In New York today there are 1,178 state and local public authorities.
That’s a staggering number.
Of the total, 294 are state agencies, 876 are county, city or township agencies, and eight are interstate (i.e.: the Port Authority of New York and New Jersey).
What is frightening: the combined debt of these agencies is $329 billion.
According to a report released by New York Comptroller Thomas DiNapoli in December, the total debt of the agencies has increased by $61.5 billion since 2017. That’s a jump of 23%—way above the rate of inflation.
The report also revealed that 97% of all state-funded debt has been issued by public authorities.
This “backdoor borrowing” was created back in the days when Nelson Rockefeller was governor (1959-1973) to skirt these 65 words found in Article 7, Section 11 of the state constitution:
“… no debt shall be hereafter contracted by or in behalf of the state, unless such debt shall be authorized by law, for some single work or purpose, to be distinctly specified therein. No such law shall take effect until it shall, at a general election, have been submitted to the people, and have received a majority of all the votes cast for and against it….”
By borrowing through public authorities, the comptroller noted, “the state bypasses the voter approval process and diminishes transparency, accountability and oversight.”
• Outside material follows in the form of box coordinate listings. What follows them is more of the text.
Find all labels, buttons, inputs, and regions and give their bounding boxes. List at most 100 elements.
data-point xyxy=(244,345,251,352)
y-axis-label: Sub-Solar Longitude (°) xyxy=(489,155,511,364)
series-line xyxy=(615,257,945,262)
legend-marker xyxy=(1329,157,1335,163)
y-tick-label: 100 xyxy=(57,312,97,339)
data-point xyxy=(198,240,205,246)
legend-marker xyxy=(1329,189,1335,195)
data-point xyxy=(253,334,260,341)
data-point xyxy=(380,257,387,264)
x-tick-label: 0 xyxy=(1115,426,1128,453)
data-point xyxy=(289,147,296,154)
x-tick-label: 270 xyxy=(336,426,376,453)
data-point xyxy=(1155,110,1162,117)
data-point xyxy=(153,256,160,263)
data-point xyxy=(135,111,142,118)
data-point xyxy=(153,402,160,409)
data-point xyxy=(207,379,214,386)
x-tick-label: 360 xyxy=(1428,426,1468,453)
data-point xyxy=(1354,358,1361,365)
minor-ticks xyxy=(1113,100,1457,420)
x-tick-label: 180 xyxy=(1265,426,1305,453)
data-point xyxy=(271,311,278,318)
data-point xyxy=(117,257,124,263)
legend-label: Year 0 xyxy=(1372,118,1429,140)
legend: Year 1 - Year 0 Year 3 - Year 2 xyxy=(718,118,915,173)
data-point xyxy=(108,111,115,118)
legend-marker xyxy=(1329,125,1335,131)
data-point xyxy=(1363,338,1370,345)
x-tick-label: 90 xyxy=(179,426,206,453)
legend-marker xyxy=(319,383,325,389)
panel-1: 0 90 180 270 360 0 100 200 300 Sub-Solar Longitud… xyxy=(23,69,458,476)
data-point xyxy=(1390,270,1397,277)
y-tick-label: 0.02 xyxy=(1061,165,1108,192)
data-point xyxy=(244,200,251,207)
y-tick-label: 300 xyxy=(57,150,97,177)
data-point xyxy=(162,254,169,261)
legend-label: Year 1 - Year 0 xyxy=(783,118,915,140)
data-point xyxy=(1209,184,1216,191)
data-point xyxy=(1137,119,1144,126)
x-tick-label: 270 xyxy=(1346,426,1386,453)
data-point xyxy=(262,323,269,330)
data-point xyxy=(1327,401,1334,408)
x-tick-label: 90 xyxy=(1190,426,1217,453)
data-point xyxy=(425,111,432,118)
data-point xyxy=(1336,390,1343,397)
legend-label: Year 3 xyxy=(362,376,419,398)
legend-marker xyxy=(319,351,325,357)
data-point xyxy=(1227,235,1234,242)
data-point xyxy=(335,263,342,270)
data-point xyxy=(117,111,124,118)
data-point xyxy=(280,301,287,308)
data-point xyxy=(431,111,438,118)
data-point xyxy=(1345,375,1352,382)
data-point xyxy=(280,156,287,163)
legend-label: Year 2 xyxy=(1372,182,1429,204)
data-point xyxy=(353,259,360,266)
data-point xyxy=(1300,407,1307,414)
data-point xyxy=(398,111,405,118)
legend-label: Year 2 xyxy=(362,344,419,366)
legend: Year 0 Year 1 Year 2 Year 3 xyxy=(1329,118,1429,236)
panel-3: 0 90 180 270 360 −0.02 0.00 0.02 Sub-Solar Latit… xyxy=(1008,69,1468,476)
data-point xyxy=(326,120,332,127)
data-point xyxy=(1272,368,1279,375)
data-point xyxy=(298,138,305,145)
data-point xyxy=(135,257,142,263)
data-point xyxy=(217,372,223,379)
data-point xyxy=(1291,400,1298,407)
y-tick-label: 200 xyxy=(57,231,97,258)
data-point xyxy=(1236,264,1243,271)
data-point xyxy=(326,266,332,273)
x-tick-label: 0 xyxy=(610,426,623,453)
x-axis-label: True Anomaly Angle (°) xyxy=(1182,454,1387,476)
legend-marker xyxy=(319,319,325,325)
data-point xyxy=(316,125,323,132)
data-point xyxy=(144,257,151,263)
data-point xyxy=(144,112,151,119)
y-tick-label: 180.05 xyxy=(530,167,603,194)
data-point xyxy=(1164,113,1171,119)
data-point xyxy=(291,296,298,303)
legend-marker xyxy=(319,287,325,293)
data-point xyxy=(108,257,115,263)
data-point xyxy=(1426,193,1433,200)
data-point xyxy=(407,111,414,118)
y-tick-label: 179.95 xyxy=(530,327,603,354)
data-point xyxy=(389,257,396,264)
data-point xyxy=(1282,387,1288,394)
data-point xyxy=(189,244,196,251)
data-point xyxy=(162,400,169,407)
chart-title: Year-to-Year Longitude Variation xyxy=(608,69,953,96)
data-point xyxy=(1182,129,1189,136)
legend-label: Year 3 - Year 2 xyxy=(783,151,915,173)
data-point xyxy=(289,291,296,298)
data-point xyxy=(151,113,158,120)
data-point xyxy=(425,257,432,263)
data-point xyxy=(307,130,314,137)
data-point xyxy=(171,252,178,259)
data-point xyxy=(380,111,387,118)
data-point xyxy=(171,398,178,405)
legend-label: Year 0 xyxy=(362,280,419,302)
Governors have used the agencies to fund state spending and to cover up operating deficits. “These transfers make it easier to present a balanced budget picture and avoid potentially difficult decisions on spending and or revenue.”
One of the most notorious backdoor borrowing schemes was hatched during Mario Cuomo’s tenure as the state’s chief executive officer. To help balance his budget, Cuomo sold Attica Prison to the Urban Development Corporation (now known as the Empire State Development Corporation) for $200 million, raised via bonded debt.
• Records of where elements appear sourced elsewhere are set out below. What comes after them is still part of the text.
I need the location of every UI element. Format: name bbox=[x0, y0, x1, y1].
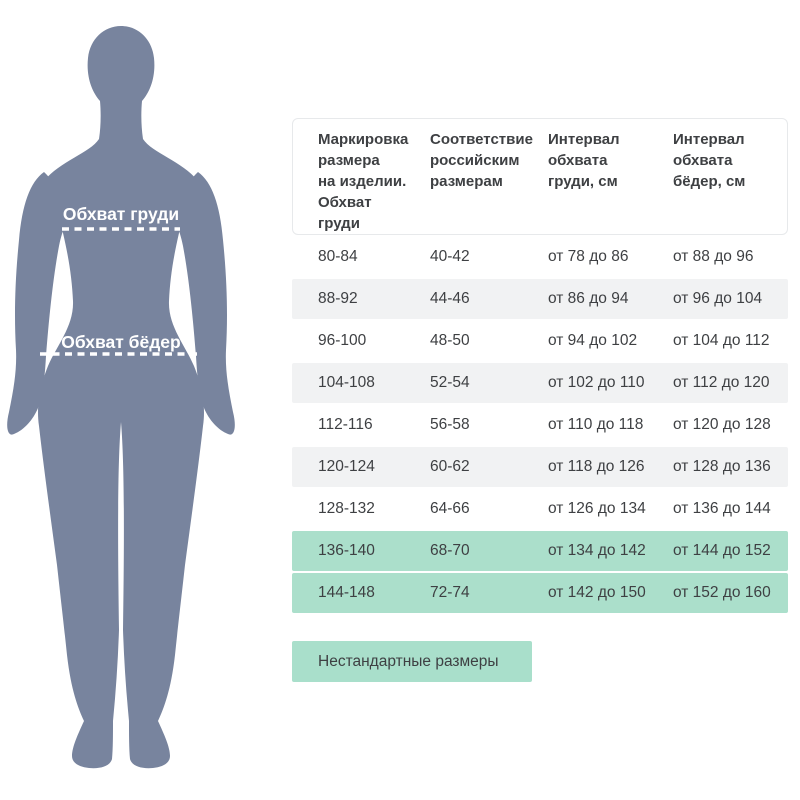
cell-marking: 144-148 bbox=[318, 584, 375, 601]
legend-label: Нестандартные размеры bbox=[318, 652, 499, 670]
cell-hips-interval: от 112 до 120 bbox=[673, 374, 770, 391]
cell-hips-interval: от 152 до 160 bbox=[673, 584, 771, 601]
cell-chest-interval: от 118 до 126 bbox=[548, 458, 645, 475]
cell-russian-size: 44-46 bbox=[430, 290, 470, 307]
cell-hips-interval: от 128 до 136 bbox=[673, 458, 771, 475]
cell-marking: 104-108 bbox=[318, 374, 375, 391]
cell-marking: 128-132 bbox=[318, 500, 375, 517]
cell-russian-size: 52-54 bbox=[430, 374, 470, 391]
table-row-highlighted: 136-140 68-70 от 134 до 142 от 144 до 15… bbox=[292, 531, 788, 571]
cell-russian-size: 40-42 bbox=[430, 248, 470, 265]
table-row: 112-116 56-58 от 110 до 118 от 120 до 12… bbox=[292, 405, 788, 445]
table-row: 88-92 44-46 от 86 до 94 от 96 до 104 bbox=[292, 279, 788, 319]
cell-hips-interval: от 104 до 112 bbox=[673, 332, 770, 349]
size-table: Маркировка размера на изделии. Обхват гр… bbox=[292, 118, 788, 682]
cell-hips-interval: от 120 до 128 bbox=[673, 416, 771, 433]
hips-measure-label: Обхват бёдер bbox=[61, 332, 180, 352]
table-row-highlighted: 144-148 72-74 от 142 до 150 от 152 до 16… bbox=[292, 573, 788, 613]
table-row: 104-108 52-54 от 102 до 110 от 112 до 12… bbox=[292, 363, 788, 403]
cell-chest-interval: от 102 до 110 bbox=[548, 374, 645, 391]
header-marking: Маркировка размера на изделии. Обхват гр… bbox=[318, 131, 409, 232]
cell-russian-size: 56-58 bbox=[430, 416, 470, 433]
cell-russian-size: 60-62 bbox=[430, 458, 470, 475]
female-body-silhouette: Обхват груди Обхват бёдер bbox=[7, 26, 235, 769]
nonstandard-sizes-legend: Нестандартные размеры bbox=[292, 641, 532, 682]
size-table-header-row: Маркировка размера на изделии. Обхват гр… bbox=[292, 118, 788, 235]
header-chest-interval: Интервал обхвата груди, см bbox=[548, 131, 620, 190]
cell-marking: 136-140 bbox=[318, 542, 375, 559]
cell-hips-interval: от 88 до 96 bbox=[673, 248, 754, 265]
cell-hips-interval: от 136 до 144 bbox=[673, 500, 771, 517]
table-row: 120-124 60-62 от 118 до 126 от 128 до 13… bbox=[292, 447, 788, 487]
cell-marking: 80-84 bbox=[318, 248, 358, 265]
cell-russian-size: 68-70 bbox=[430, 542, 470, 559]
cell-chest-interval: от 142 до 150 bbox=[548, 584, 646, 601]
cell-hips-interval: от 96 до 104 bbox=[673, 290, 763, 307]
cell-marking: 112-116 bbox=[318, 416, 373, 433]
cell-russian-size: 48-50 bbox=[430, 332, 470, 349]
cell-chest-interval: от 86 до 94 bbox=[548, 290, 629, 307]
cell-marking: 88-92 bbox=[318, 290, 358, 307]
header-hips-interval: Интервал обхвата бёдер, см bbox=[673, 131, 746, 190]
cell-chest-interval: от 134 до 142 bbox=[548, 542, 646, 559]
table-row: 80-84 40-42 от 78 до 86 от 88 до 96 bbox=[292, 237, 788, 277]
cell-chest-interval: от 94 до 102 bbox=[548, 332, 638, 349]
cell-russian-size: 72-74 bbox=[430, 584, 470, 601]
cell-chest-interval: от 78 до 86 bbox=[548, 248, 629, 265]
table-row: 96-100 48-50 от 94 до 102 от 104 до 112 bbox=[292, 321, 788, 361]
cell-chest-interval: от 110 до 118 bbox=[548, 416, 644, 433]
body-left-arm-shape bbox=[7, 172, 65, 435]
cell-russian-size: 64-66 bbox=[430, 500, 470, 517]
cell-chest-interval: от 126 до 134 bbox=[548, 500, 646, 517]
body-right-arm-shape bbox=[177, 172, 235, 435]
table-row: 128-132 64-66 от 126 до 134 от 136 до 14… bbox=[292, 489, 788, 529]
body-torso-shape bbox=[38, 26, 204, 769]
chest-measure-label: Обхват груди bbox=[63, 204, 179, 224]
cell-marking: 120-124 bbox=[318, 458, 375, 475]
cell-hips-interval: от 144 до 152 bbox=[673, 542, 771, 559]
header-russian-size: Соответствие российским размерам bbox=[430, 131, 533, 190]
cell-marking: 96-100 bbox=[318, 332, 367, 349]
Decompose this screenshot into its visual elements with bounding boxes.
To allow the UDC to meet the principal and interest payments on that debt, the state leased the facility and paid rent to the agency.
In effect, Cuomo saddled taxpayers with more than $560 million in principal and interest payments on bonded debt over 30 years to get $200 million in one-shot revenues.
Ironically, the debt was still being paid off when Cuomo’s son, Andrew, was sworn in as governor in 2011.
Every governor since Rockefeller has utilized this fiscal abuse, including Governor Kathy Hochul.
In this year’s state budget, the New York Dormitory Authority, Power Authority, Mortgage Authority, Energy Research and Development Authority and the Housing Finance Authority transferred over $90 million to the state’s general fund.
And another $68 million, from proceeds of bonded debt issued by the Dormitory Authority, funded 276 pork barrel projects approved by Hochul to reward friendly legislators.
These grants, I can assure you, were not related to the original mission of the Dormitory Authority. A typical project was $500,000 for improvements to the Ice Arena bathrooms and locker rooms in the City of Long Beach.
Other little-known facts about the state and local authorities: they employ over 166,000 people whose total compensation is over $13 billion.
Approximately 33% of Authority employees earned $100,000 or more last year. By comparison, DiNapoli reported, “less than a quarter or 21.6% of New York residents earned as much.”
In addition, the vast majority of New Yorkers do not have the lucrative pension and health care benefits Authority employees receive in retirement.
The authorities also awarded 32,103 contracts worth $11.8 billion. Of these 16% were awarded noncompetitively. Do you suppose any of those non-competitive contracts were handed out to political cronies?
The abuse of public authorities by elected officials to balance budgets and to reward political insiders is egregious.
To fix this mess and to improve accountability, DiNapoli wisely calls on lawmakers “to discontinue its reliance on backdoor borrowing and the use of fiscal gimmicks, eliminate the use of lump-sum appropriations, and impose transparency and fiscal discipline.”
But don’t hold your breath waiting for Albany to act on those recommendations.